I Am Yours, Cobalt Ensemble Theatre, at Stage Left Theatre. When this Judith Thompson play premiered in Toronto in 1979, it was welcomed as a groundbreaking psychological drama. Two emotionally damaged sisters vie for the center of attention, both aiming to be loved and desired. Dee (Jenny McKnight) is ruining her marriage by playing emotional and mental games with her husband, Mack (the sympathetic David Lowenthal). Mercy (Laura Bailey) revisits an illicit passion with an older man (Eric Danson) after her husband leaves her. Eventually Dee is impregnated after a passionate night with the young Toilane (the tightly wound Brad Harbaugh), who wants to be her modern “knight without armor.” Mercy is called upon to lie for the sister she loathes when Toilane and his dominating, lonely mother Pegs (P.J. Jenkinson) file a custody suit over the child.
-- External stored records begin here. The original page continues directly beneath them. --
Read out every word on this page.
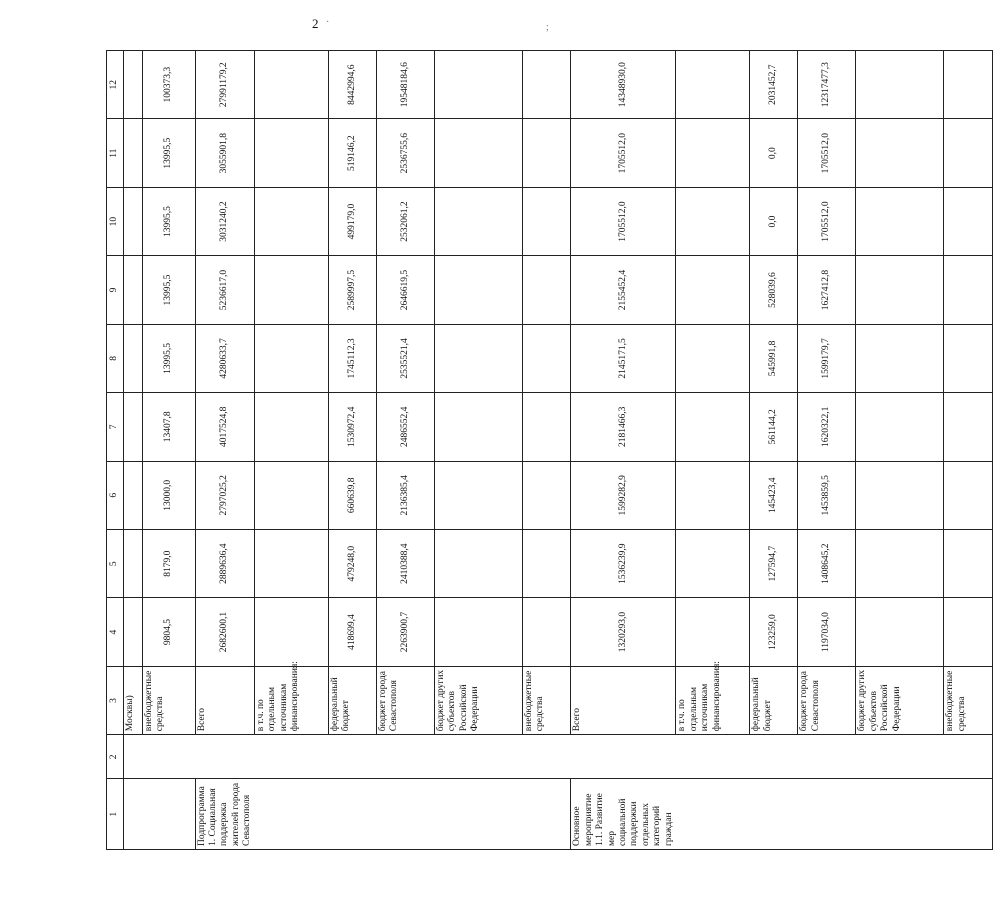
2 ·	;
1	2	3	4	5	6	7	8	9	10	11	12
		Москвы)									
		внебюджетные средства	9804,5	8179,0	13000,0	13407,8	13995,5	13995,5	13995,5	13995,5	100373,3
Подпрограмма 1. Социальная поддержка жителей города Севастополя		Всего	2682600,1	2889636,4	2797025,2	4017524,8	4280633,7	5236617,0	3031240,2	3055901,8	27991179,2
		в т.ч. по отдельным источникам финансирования:									
		федеральный бюджет	418699,4	479248,0	660639,8	1530972,4	1745112,3	2589997,5	499179,0	519146,2	8442994,6
		бюджет города Севастополя	2263900,7	2410388,4	2136385,4	2486552,4	2535521,4	2646619,5	2532061,2	2536755,6	19548184,6
		бюджет других субъектов Российской Федерации									
		внебюджетные средства									
Основное мероприятие 1.1. Развитие мер социальной поддержки отдельных категорий граждан		Всего	1320293,0	1536239,9	1599282,9	2181466,3	2145171,5	2155452,4	1705512,0	1705512,0	14348930,0
		в т.ч. по отдельным источникам финансирования:									
		федеральный бюджет	123259,0	127594,7	145423,4	561144,2	545991,8	528039,6	0,0	0,0	2031452,7
		бюджет города Севастополя	1197034,0	1408645,2	1453859,5	1620322,1	1599179,7	1627412,8	1705512,0	1705512,0	12317477,3
		бюджет других субъектов Российской Федерации									
		внебюджетные средства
This is a disturbing play in which the characters alternately face or flee their demons, and Thompson fluidly interweaves memory, delusion, and gritty reality. Yet in the 22 years since I Am Yours was written, its social commentary has been blunted. Perhaps this explains the audience’s laughter at inappropriate times. Under the direction of Robin Stanton the Cobalt Ensemble goes at this dark, twisted tale full tilt. But the beasts this play unleashes are not as emotionally wrenching as they once were.